We are thus, more convinced that the receipt expresses truly the parties' intent on
the purpose of said payment as against the oral testimony of the petitioner that said
amount is but only a "goodwill money." Without any doubt, oral testimony as to a certain
fact, depending as it does exclusively on human memory, is not as reliable as written or
documentary evidence.
[20]
"I would sooner trust the smallest slip of paper for truth," said
Judge Limpkin of Georgia, "than the strongest and most retentive memory ever
bestowed on mortal man."
[21]

This is especially true in this case where such oral testimony is given by the
petitioner himself, a party to the case who has an interest in its outcome, and by Jesus
Hipolito, a witness who claimed to have received a commission from the petitioner.
[22]
In
addition, the trial court itself has found that this receipt is genuine when it brushed aside
the petitioner's claim that her signature appearing thereon was a forgery.
[23]
The
authenticity of the receipt further enhances its probative value as against the oral
testimony of the petitioner and of her witness.
We also find unmeritorious petitioner's contention that the receipt failed to reflect
her true intention warranting a reformation thereof. Petitioner, being of age and a
businesswoman, is presumed to have acted with due care and to have signed and
receipt in question with full knowledge of its contents and import.
[24]
Equally
unmeritorious is petitioner's insistence that Colarina procured her signature "thru fraud
and any other deceitful means,"
[25]
an issue which was never raised below. It is a settled
rule that an issue which was not threshed out below may not be raised for the first time
on appeal. Moreover, no iota of evidence was ever adduced at the trial to support her
allegation of fraud.

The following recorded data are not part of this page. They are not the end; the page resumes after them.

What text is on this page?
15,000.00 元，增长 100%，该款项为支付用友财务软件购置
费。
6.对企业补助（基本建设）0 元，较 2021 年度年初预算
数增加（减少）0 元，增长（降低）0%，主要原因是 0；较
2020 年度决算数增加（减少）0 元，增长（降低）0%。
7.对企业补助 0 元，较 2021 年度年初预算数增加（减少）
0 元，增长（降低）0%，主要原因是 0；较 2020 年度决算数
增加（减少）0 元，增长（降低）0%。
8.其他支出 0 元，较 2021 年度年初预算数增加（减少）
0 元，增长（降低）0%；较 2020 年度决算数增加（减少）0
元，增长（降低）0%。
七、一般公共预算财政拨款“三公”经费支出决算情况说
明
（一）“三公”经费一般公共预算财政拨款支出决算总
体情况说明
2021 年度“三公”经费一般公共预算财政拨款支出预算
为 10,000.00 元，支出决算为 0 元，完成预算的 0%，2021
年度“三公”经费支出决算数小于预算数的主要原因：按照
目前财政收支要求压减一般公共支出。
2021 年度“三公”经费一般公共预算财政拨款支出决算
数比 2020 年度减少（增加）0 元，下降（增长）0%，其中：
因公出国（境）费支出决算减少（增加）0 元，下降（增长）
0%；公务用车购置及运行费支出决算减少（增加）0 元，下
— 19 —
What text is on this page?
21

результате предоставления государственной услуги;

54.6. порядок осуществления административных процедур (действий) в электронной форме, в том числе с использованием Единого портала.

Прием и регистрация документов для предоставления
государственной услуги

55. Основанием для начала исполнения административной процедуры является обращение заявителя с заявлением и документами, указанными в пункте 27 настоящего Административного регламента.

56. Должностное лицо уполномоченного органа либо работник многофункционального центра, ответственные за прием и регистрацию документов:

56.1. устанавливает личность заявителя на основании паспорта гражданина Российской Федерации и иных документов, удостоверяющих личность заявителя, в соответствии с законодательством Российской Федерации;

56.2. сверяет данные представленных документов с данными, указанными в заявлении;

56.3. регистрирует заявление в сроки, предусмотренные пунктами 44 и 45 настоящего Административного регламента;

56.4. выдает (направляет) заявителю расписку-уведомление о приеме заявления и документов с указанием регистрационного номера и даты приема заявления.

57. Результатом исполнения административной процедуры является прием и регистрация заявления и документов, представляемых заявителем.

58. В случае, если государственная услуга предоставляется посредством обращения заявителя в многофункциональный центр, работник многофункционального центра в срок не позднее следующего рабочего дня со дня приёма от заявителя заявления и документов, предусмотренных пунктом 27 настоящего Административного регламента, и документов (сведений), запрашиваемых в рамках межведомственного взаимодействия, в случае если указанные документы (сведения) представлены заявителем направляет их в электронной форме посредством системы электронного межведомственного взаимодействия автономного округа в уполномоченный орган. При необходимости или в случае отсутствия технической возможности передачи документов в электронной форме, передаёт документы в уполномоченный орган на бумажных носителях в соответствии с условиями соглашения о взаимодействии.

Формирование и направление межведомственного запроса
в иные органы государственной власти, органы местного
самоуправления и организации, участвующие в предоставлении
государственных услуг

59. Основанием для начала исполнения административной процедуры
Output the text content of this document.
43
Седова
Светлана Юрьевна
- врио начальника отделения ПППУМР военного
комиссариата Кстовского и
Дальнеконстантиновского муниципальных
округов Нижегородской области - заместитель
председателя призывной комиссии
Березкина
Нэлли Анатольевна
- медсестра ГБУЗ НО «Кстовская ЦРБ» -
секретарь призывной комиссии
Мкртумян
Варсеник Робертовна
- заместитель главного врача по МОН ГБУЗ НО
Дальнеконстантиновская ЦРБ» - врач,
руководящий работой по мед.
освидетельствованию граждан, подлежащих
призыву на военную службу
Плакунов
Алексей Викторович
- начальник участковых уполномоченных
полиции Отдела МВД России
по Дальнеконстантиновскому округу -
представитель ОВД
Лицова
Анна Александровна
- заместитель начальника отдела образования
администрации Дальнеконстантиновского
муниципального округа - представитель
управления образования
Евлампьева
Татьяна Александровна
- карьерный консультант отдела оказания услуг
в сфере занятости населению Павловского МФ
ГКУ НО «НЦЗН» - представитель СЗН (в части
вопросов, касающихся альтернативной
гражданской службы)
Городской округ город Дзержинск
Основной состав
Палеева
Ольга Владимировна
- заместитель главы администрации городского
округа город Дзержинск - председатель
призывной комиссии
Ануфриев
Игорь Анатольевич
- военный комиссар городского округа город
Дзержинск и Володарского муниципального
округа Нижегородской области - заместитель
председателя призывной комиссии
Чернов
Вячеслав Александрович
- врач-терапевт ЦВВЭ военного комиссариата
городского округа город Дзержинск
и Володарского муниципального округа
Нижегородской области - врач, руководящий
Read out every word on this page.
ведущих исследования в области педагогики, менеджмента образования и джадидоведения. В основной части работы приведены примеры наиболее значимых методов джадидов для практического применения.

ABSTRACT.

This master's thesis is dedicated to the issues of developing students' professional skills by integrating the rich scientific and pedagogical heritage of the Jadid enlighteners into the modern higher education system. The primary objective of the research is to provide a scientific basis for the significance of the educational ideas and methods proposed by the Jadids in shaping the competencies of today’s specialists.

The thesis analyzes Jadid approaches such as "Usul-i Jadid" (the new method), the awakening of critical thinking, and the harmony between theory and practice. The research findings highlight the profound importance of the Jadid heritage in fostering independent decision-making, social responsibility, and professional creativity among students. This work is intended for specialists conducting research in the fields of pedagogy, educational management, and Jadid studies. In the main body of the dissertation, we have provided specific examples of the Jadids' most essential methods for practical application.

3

The reformation of said receipt simply lacks basis.
Hence, we rule that respondent Colarina was not yet in arrears with his rental
payment when petitioner took possession of the leased premises on May 1,
1988. Accordingly, petitioner's rescission of the subject contract of lease was improper.
The second issue, however, has been rendered moot and academic by the time
expiration of the term of the subject contract of lease on July 1, 1991.
[26]
Colarina,
therefore, has no more right to be restored to the possession of the leased premises,
said right being coterminous with the term of the contract.
WHEREFORE, the decision of the Court of Appeals is MODIFIED. Petitioner
Mercedes N. Abella is hereby ordered to:
1. return to private respondent Conrado Colarina the amount of Forty Thousand Pesos
(P40,000.00) less Eighteen Thousand Pesos (P18,000.00) (unpaid rental from
November, 1987 to April, 1988 or for a period of six [6] months), or the sum of
TWENTY TWO THOUSAND Pesos (P22,00.00);
2. pay private respondent Colarina the sum of Sixty Eight Thousand Pesos
(P68,000.00), representing the value of the improvements demolished, with legal
interest reckoned from May 1, 1988, the date when petitioner took possession of the
premises, until fully paid.
SO ORDERED.
Narvasa, C.J., (Chairman), Davide, Jr., Melo, and Panganiban, JJ., concur.